An additional factor is that a house may be built to the latest standards and have features that initially protect it from being susceptible to bushfire attack, including embers. However, if a few years later, the vegetation near the house has become overgrown and is largely native plant material that is highly flammable, then the property could be at risk. Granted, not so vulnerable as an older home but it could still be affected.


Houses are all but hidden by overgrown vegetation, most of it flammable, in a street in Margaret River. Leaf litter and other debris has built up, making it easy for embers to ignite the ground cover.

Department of Planning, Lands and Heritage, and Western Australian Planning Commission have done considerable work in the area of new housing and have taken bushfire risk into account to make future subdivisions less at risk.However, the bulk of the problem is with existing housing as said by Roper and the Productivity Commission in its Inquiry into Natural Disaster Funding.
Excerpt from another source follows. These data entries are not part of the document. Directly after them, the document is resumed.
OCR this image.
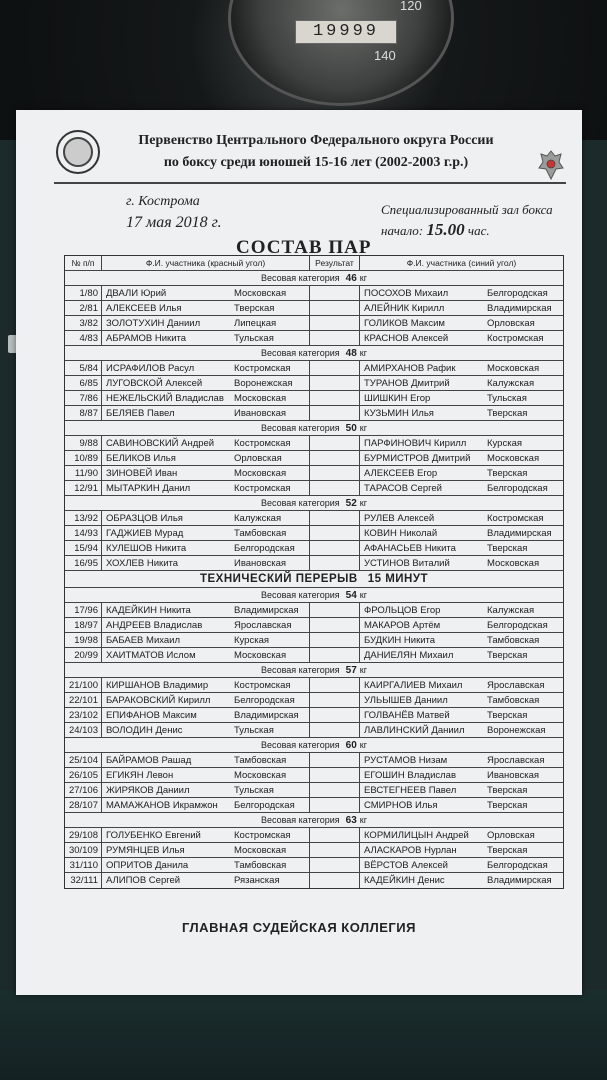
19999
120
140
Первенство Центрального Федерального округа России
по боксу среди юношей 15-16 лет (2002-2003 г.р.)
г. Кострома
17 мая 2018 г.
Специализированный зал бокса
начало: 15.00 час.
СОСТАВ ПАР
№ п/п	Ф.И. участника (красный угол)	Результат	Ф.И. участника (синий угол)
Весовая категория 46 кг
1/80 ДВАЛИ Юрий	Московская	ПОСОХОВ Михаил	Белгородская
2/81 АЛЕКСЕЕВ Илья	Тверская	АЛЕЙНИК Кирилл	Владимирская
3/82 ЗОЛОТУХИН Даниил	Липецкая	ГОЛИКОВ Максим	Орловская
4/83 АБРАМОВ Никита	Тульская	КРАСНОВ Алексей	Костромская
Весовая категория 48 кг
5/84 ИСРАФИЛОВ Расул	Костромская	АМИРХАНОВ Рафик	Московская
6/85 ЛУГОВСКОЙ Алексей	Воронежская	ТУРАНОВ Дмитрий	Калужская
7/86 НЕЖЕЛЬСКИЙ Владислав	Московская	ШИШКИН Егор	Тульская
8/87 БЕЛЯЕВ Павел	Ивановская	КУЗЬМИН Илья	Тверская
Весовая категория 50 кг
9/88 САВИНОВСКИЙ Андрей	Костромская	ПАРФИНОВИЧ Кирилл	Курская
10/89 БЕЛИКОВ Илья	Орловская	БУРМИСТРОВ Дмитрий	Московская
11/90 ЗИНОВЕЙ Иван	Московская	АЛЕКСЕЕВ Егор	Тверская
12/91 МЫТАРКИН Данил	Костромская	ТАРАСОВ Сергей	Белгородская
Весовая категория 52 кг
13/92 ОБРАЗЦОВ Илья	Калужская	РУЛЕВ Алексей	Костромская
14/93 ГАДЖИЕВ Мурад	Тамбовская	КОВИН Николай	Владимирская
15/94 КУЛЕШОВ Никита	Белгородская	АФАНАСЬЕВ Никита	Тверская
16/95 ХОХЛЕВ Никита	Ивановская	УСТИНОВ Виталий	Московская
ТЕХНИЧЕСКИЙ ПЕРЕРЫВ 15 МИНУТ
Весовая категория 54 кг
17/96 КАДЕЙКИН Никита	Владимирская	ФРОЛЬЦОВ Егор	Калужская
18/97 АНДРЕЕВ Владислав	Ярославская	МАКАРОВ Артём	Белгородская
19/98 БАБАЕВ Михаил	Курская	БУДКИН Никита	Тамбовская
20/99 ХАИТМАТОВ Ислом	Московская	ДАНИЕЛЯН Михаил	Тверская
Весовая категория 57 кг
21/100 КИРШАНОВ Владимир	Костромская	КАИРГАЛИЕВ Михаил	Ярославская
22/101 БАРАКОВСКИЙ Кирилл	Белгородская	УЛЬЫШЕВ Даниил	Тамбовская
23/102 ЕПИФАНОВ Максим	Владимирская	ГОЛВАНЁВ Матвей	Тверская
24/103 ВОЛОДИН Денис	Тульская	ЛАВЛИНСКИЙ Даниил	Воронежская
Весовая категория 60 кг
25/104 БАЙРАМОВ Рашад	Тамбовская	РУСТАМОВ Низам	Ярославская
26/105 ЕГИКЯН Левон	Московская	ЕГОШИН Владислав	Ивановская
27/106 ЖИРЯКОВ Даниил	Тульская	ЕВСТЕГНЕЕВ Павел	Тверская
28/107 МАМАЖАНОВ Икрамжон	Белгородская	СМИРНОВ Илья	Тверская
Весовая категория 63 кг
29/108 ГОЛУБЕНКО Евгений	Костромская	КОРМИЛИЦЫН Андрей	Орловская
30/109 РУМЯНЦЕВ Илья	Московская	АЛАСКАРОВ Нурлан	Тверская
31/110 ОПРИТОВ Данила	Тамбовская	ВЁРСТОВ Алексей	Белгородская
32/111 АЛИПОВ Сергей	Рязанская	КАДЕЙКИН Денис	Владимирская
ГЛАВНАЯ СУДЕЙСКАЯ КОЛЛЕГИЯ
Thus for the majority of us living in the Rural Urban Interface areas we face another summer of uncertainty. Not nearly enough mitigation in the form of fuel reduction burns and other treatments has been done. Nor are those living in these areas been given sufficient advice about how to make themselves less at risk of bushfire attack.

The emphasis from the authorities is on getting out early, but if most leave then there are few are around to check for and put out embers. More focus on the Asset Protection Zone  (aka the Building Protection Zone, BPZ) and the Hazard Separation Zone (HSZ) would also be valuable with the result of lower fuels near the house and increased life and property safety.


There is a real case for adopting the NFPA’s Wildfire and Firewise USA Programs or an Australian equivalent. If this came with enhanced fuel treatments of Shire and State lands plus large private landholdings we would not have the threat of major bushfires hanging over us each summer.

Summing up, we need to make a profound break in our mindset from relying on a response effort to that of mitigation (making the risk less) where we move to blocking embers entering our houses and managing the vegetation and other fuel on our lands both public and private.

We need to recognise we live in a fire-prone country; that fire can be our friend and not our enemy.

Ferguson Report: Full Media Statement


Rural scene looking south from Balingup where a prescribed burn to reduce fuels has developed enough heat to create a pyrocumulus cloud. Taken 17 October, 2015, the image shows the varied terrain and types of fuels – grasslands, forest and plantations – that in summer have the potential to burn fiercely as happened in the Waroona Fire a little over two months later.



Reframing Rural Fire Management: Report of the Special Inquiry into the January 2016 Waroona Fire

I note the tabling by Premier Colin Barnett today of my report Reframing Rural Fire Management: Report of the Special Inquiry into the January 2016 Waroona Fire. I am pleased the report and recommendations are in the public domain. I welcome and encourage robust discussion – particularly on a number of the more contentious recommendations. In formulating its response to my report, I ask Government to carefully consider the intent of each recommendation.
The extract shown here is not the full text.